Solange es Berge gibt...

Das Licht, die Reinheit und die Kraft der Kristalle ziehen die Menschen seit Urzeiten in ihren Bann. Den funkelnden Steinen aus den Tiefen der Felsen werden sogar mystische Kräfte nachgesagt. Die Bergkristalle sollen Heilkräfte besitzen oder Glück bringen – meist jedoch erfreuen sie ganz einfach und ergreifend die Augen der Betrachter. Denn jeder Bergkristall ist ein Unikat.

Weil die Fundgebiete stark abgesucht sind, braucht es nebst fundiertem Wissen viel Ausdauer und Glück, um schöne Kristalle und Mineralien zu finden. Trotzdem werden diese unerreichten Kunstwerke der Natur immer wieder durch die Hände des Strahlers aus dem Dunkel ans Licht gebracht, denn solange es Berge gibt, wird es auch Bergkristalle geben.

 

Urner Kristalle für Könige

Vor rund zweihundert Jahren waren die Kristalle aus den Urner Alpen begehrte Rohstoffe. Aus den Quarzen, beispielsweise aus der Urner Sandbalm am Eingang zum Göscheneralptal oder der grossen Höhle am Pfaffensprung, wurden Kronleuchter und zahllose kostbare Kristallobjekte für die Königshöfe Europas hergestellt. Diese oft einzigartigen Stücke sind heute in verschiedensten Museen der Welt zu besichtigen. König Friederich II. liess im 18. Jahrhundert Kronleuchter in seine prachtvollen Schlösser von Berlin und Potsdam hängen, deren Kristalle nachweislich aus den Urner Alpen stammen.

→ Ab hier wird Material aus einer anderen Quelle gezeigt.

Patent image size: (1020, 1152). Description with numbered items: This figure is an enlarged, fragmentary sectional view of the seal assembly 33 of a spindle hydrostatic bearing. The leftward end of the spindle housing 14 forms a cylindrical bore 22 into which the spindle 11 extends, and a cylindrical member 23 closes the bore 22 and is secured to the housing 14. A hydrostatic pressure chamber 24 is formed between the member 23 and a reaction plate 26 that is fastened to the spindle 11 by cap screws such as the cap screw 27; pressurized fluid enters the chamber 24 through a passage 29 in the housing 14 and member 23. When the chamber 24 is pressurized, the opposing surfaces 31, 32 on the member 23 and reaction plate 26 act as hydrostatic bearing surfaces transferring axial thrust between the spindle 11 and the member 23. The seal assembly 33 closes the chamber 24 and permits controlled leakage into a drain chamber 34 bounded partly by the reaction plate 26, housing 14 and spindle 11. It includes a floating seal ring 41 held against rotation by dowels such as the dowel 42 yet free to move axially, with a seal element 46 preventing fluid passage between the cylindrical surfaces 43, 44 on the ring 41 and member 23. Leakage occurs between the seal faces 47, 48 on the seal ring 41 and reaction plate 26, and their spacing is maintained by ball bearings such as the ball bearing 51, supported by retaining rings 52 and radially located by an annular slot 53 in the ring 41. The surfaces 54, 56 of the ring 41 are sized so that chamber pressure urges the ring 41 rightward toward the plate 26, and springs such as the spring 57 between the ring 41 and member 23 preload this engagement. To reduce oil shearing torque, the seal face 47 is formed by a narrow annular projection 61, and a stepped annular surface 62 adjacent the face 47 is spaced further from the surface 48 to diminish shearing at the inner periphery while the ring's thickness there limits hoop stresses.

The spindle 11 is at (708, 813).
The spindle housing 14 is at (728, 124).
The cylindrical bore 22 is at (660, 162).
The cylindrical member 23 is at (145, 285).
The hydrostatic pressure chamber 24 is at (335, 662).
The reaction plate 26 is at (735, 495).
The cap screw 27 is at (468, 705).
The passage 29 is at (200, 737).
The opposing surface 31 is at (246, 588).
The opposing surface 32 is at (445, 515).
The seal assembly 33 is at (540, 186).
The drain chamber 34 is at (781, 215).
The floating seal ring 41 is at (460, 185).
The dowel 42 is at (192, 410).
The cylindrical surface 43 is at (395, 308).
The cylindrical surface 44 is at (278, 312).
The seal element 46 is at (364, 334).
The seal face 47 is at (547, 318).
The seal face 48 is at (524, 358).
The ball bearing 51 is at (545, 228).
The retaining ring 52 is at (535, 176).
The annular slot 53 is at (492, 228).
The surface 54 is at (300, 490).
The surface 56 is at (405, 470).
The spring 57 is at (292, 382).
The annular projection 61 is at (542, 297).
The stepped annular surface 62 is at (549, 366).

Die Geschichte dieser alpinen Schätze reicht bis in vorchristliche Zeiten zurück. Kristallsucher waren bereits in der Römerzeit bekannt. In den naturwissenschaftlichen Arbeiten von Plinius dem Älteren werden die Strahler zum ersten Mal erwähnt. Davor zerbrachen sich auch schon die antiken griechischen Geografen den Kopf über diese funkelnden Naturwunder. Sie vermuteten, die Bergkristalle seien steinhart gefrorenes Eis, das niemals schmilzt.

 

Die Alpen schenken uns Schätze

Die Bergkristalle selber sind noch viel, viel älter als der Mensch selbst. Entstanden sind sie mit der Faltung der Alpen vor 14 bis 18 Millionen Jahren bei Temperaturen um 330 bis 450 Grad Celsius. Wie ein Kristall aussieht, hängt von diversen Faktoren ab. Neben der Temperatur spielt der Druck im Berginnern sowie die genaue chemische Zusammensetzung eine Rolle. Die Auskristallisierung, während der sich die mikroskopisch kleinen Moleküle zur typischen Kristallform anordnen, folgt genauen Regeln. Quarzkristalle beispielsweise bilden immer sechseckige Prismen. In der «Szene» nennt man die Kristalle Strahlen.

Die bekanntesten Arten sind der helle Bergkristall, der braune Rauchquarz, der schwarze Morion oder die violetten Amethyste. Im Kanton Uri gibt es heute rund 250 leidenschaftliche Strahler, die in ihrer Freizeit nach Kristallen und Mineralien suchen. In der ganzen Schweiz leben rund ein halbes Dutzend Leute als Berufsstrahler und schaffen es, mit dieser jahrhundertealten Tätigkeit ihr tägliches Brot zu verdienen.

 

Berufung mit Ehrenkodex

In der Schweiz wurden und werden die meisten Kristalle und Mineralien im Gebiet der Alpen gefunden, hauptsächlich in den Kantonen Uri, Graubünden, Tessin, Wallis und Bern. Zum Suchen von Kristallen und Mineralien braucht es, nebst wenigen Ausnahmen, in den meisten Kantonen ein Strahler-Patent, welches bei den betreffenden Korporationen oder Gemeinden gegen eine Gebühr angefordert werden kann.

Die Strahler pflegen einen Ehrenkodex. Wer eine Fundstelle mit seinem Namen markiert und ein Werkzeug zurücklässt, stellt sicher, dass kein anderer Strahler sich an diesem Ort zu schaffen macht. Von einer Person dürfen gleichzeitig höchstens drei Fundstellen im gleichen Fundgebiet belegt werden.